Qatar menyatakan komitmennya untuk tidak menyerah kepada negara-negara Arab dan Islam yang melakukan pengucilan terhadapnya dengan tuduhan mendukung ekstremisme. Menteri Luar Negeri Qatar, Sheikh Mohammed bin Abdulrahman al-Thani, menegaskan bahwa penyelesaian krisis yang meningkat saat ini lebih baik ditempuh melalui jalur diplomasi dan menolak solusi militer.
Dalam konferensi pers di Doha pada Kamis (8/6), Sheikh Mohammed mengatakan bahwa Qatar dikucilkan karena keberhasilannya yang progresif. "Kami adalah platform untuk perdamaian, bukan terorisme. Sengketa ini mengancam stabilitas seluruh kawasan," ujarnya. Ia menambahkan bahwa Qatar tidak siap menyerah dan tidak akan mengorbankan kemerdekaan kebijakan luar negerinya.
Di tengah krisis tersebut, jaringan media internasional Qatar, Al Jazeera, mengalami serangan siber yang semakin meningkat dan bervariasi bentuknya. Al Jazeera melaporkan bahwa serangan ini terjadi pada semua sistem, situs web, dan platform media sosial mereka. Negara-negara Teluk lain telah memblokir jaringan ini sejak akhir Mei. Selain itu, stasiun televisi pemerintah Qatar juga mengumumkan penutupan sementara situsnya akibat upaya peretasan.
Perkembangan Diplomasi dan Tanggapan Negara Lain
- Mesir mendesak Dewan Keamanan PBB melakukan penyelidikan terkait tuduhan bahwa Qatar membayar uang tebusan sekitar 1 miliar dolar AS untuk pembebasan anggota keluarga kerajaan yang diculik di Irak selatan.
- Menteri Luar Negeri Arab Saudi melakukan kunjungan ke Oman untuk pembicaraan, meskipun belum ada rincian agenda resmi. Oman hingga kini belum terlibat dalam pengucilan terhadap Qatar.
- Pada Senin (5/6), Arab Saudi dan beberapa negara memutuskan hubungan transportasi dan diplomatik dengan Qatar. Emir Kuwait berperan sebagai mediator dengan melakukan diplomasi bolak-balik antara Qatar, Arab Saudi, dan Uni Emirat Arab (UEA).
- Rusia mengumumkan bahwa Sheikh Mohammed akan melakukan kunjungan ke Moskow pada Sabtu (10/6) untuk pembicaraan dengan Menteri Luar Negeri Rusia, Sergei Lavrov, membahas isu internasional yang mendesak.
Kondisi di Dalam Negeri dan Bantuan Eksternal
Qatar sangat bergantung pada impor pangan, dan krisis ini menyebabkan warga menimbun persediaan serta terjadi kelangkaan barang kebutuhan pokok.

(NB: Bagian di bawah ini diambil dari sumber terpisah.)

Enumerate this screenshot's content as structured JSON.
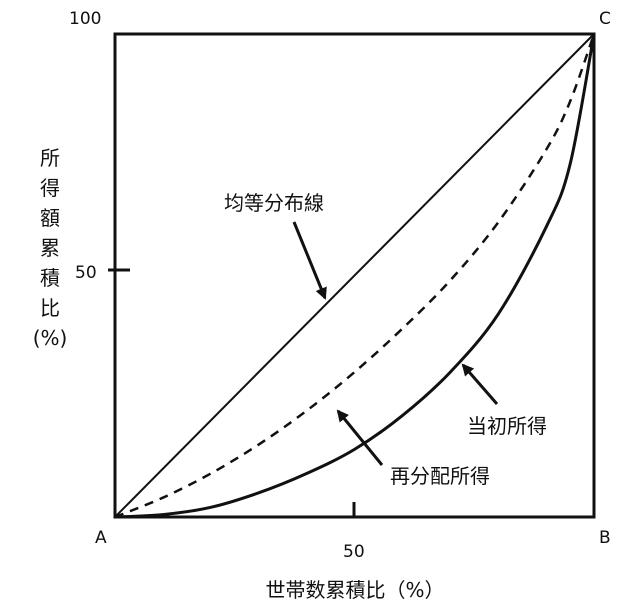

Sheikh Mohammed menyebut Iran telah menawarkan penggunaan tiga pelabuhannya untuk pengapalan makanan dan air ke Qatar, namun tawaran tersebut belum diterima.
Respon Negara Lain dan Implikasi Regional
- Menteri Luar Negeri Saudi, Adel al-Jubeir, menyatakan bahwa Qatar harus memutus hubungan dengan kelompok Ikhwanul Muslimin di Mesir dan Hamas di wilayah Palestina pendudukan untuk mengakhiri pengucilan.
- Bahrain bergabung dengan UEA dalam pengucilan dengan mengancam hukuman penjara hingga lima tahun dan denda bagi siapa saja yang menyatakan dukungan kepada Qatar melalui media sosial atau komunikasi lainnya.
- Turki secara terbuka mendukung Qatar dengan mengesahkan undang-undang yang memungkinkan penambahan pasukan di pangkalan militer Qatar. Presiden Turki juga menawarkan peran sebagai penengah dalam krisis ini.
- Qatar menjadi lokasi pangkalan udara Amerika Serikat terbesar di kawasan Timur Tengah.
- Presiden AS Donald Trump dalam percakapan telepon dengan Raja Salman dari Arab Saudi mendesak persatuan negara-negara Teluk, meskipun sebelumnya mengaku memiliki peran dalam pengucilan Qatar.